Duo hits 12th place at NCAA tourney
By LeEdward Johnson Jr.
May 27, 2003 9:00 p.m.
UCLA’s archery club is no longer just
“recreational.”
A team of two students finished 12th overall at the National
Championship in Carbondale, Ill., held May 14-17. In just its
second season of existence, great coaching has helped put the
archery club on the national map, but player commitment has been
the key.
“I look for players with that desire; for one must have
the mental edge to succeed in archery,” coach Nikki Stull
said.
In a sport that requires an enormous amount of thinking, the
sport also gives these athletes the chance to improve
academically.
“Archery has taught me a lot about myself. It has helped
me become a much better disciplinarian because the sport is about
competing with yourself, your mind,” said junior Ben Raffi,
who joined the sport as “an experiment.”
The archery club has been built on commitment ““ the
coaches and athletes volunteer their participation.

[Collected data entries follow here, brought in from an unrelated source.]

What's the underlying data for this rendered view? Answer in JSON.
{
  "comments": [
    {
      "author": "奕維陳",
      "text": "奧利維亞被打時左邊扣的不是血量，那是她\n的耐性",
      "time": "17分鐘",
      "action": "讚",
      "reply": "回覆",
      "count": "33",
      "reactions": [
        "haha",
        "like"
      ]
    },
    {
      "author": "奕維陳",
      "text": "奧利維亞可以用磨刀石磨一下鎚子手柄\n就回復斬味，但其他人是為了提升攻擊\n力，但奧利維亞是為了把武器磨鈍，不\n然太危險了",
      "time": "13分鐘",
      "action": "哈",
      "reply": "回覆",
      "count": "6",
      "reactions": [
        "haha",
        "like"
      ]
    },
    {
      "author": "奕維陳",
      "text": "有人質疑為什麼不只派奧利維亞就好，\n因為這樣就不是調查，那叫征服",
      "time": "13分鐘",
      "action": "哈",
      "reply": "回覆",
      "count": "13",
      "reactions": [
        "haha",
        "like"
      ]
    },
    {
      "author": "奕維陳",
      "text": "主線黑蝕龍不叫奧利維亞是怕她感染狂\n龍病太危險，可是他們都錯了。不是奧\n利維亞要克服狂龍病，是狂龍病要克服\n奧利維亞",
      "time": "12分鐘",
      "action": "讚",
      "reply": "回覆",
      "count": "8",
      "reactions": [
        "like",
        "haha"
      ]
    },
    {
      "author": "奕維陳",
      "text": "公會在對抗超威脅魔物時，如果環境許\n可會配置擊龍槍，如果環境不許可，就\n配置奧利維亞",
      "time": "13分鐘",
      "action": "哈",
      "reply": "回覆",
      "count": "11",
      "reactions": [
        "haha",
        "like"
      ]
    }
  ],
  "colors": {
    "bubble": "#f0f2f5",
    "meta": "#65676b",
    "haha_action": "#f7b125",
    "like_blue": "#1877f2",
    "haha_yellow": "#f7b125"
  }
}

The sport has also had help from fundraisers Jim Easton, Bill
Leven and Chad Brown.
Kate Anderson and Mark Walberg, who became archers 15 months
ago, stood out at the Intercollegiate Archery Championship. Neither
had practiced archery until they took a recreational course at the
Wooden Center.
Sophomore Anderson finished ninth among women while graduate
student Walberg tied for ninth place in the men’s division.

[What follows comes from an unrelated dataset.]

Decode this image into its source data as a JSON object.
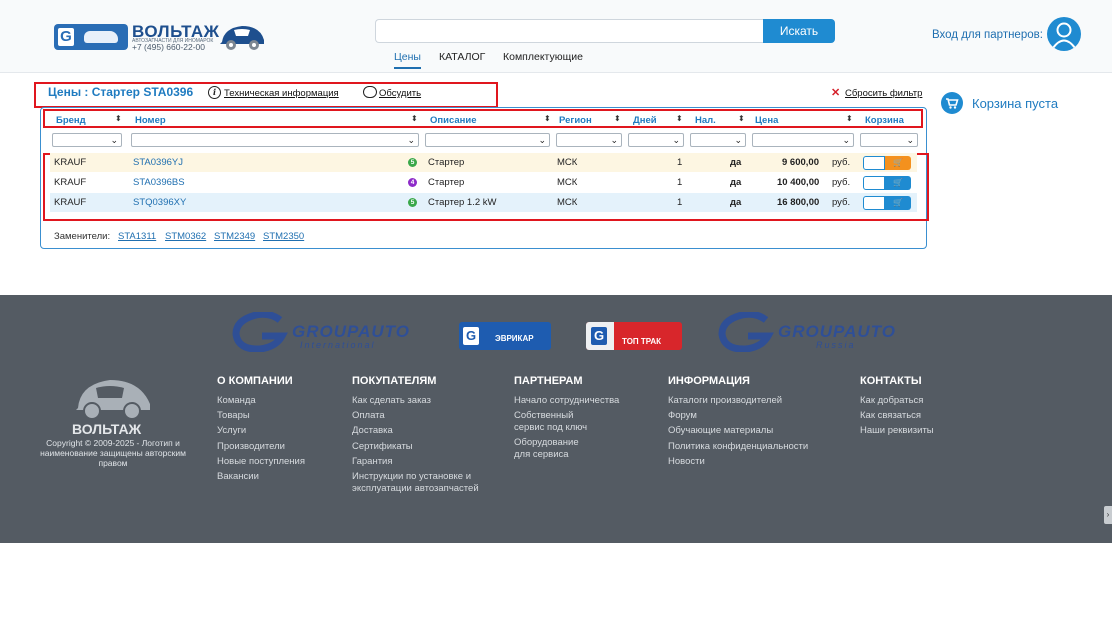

Anderson, after experimenting with the sport, has embraced it
wholeheartedly.
“I became addicted to the competition. it’s fun for
me; the more I shoot the better I get,” she said.
“This sport is great, you can travel, and there’s
cool people to meet,” said Walberg, who is motivated by his
losses.
“What really keeps me going is not winning,” he
said.
Walberg, who sustained a lower back injury as a hockey player,
still has the ability to perform at a high level.
Both athletes’ personal dedication and the testimony of
their coach demonstrate the appeal of archery.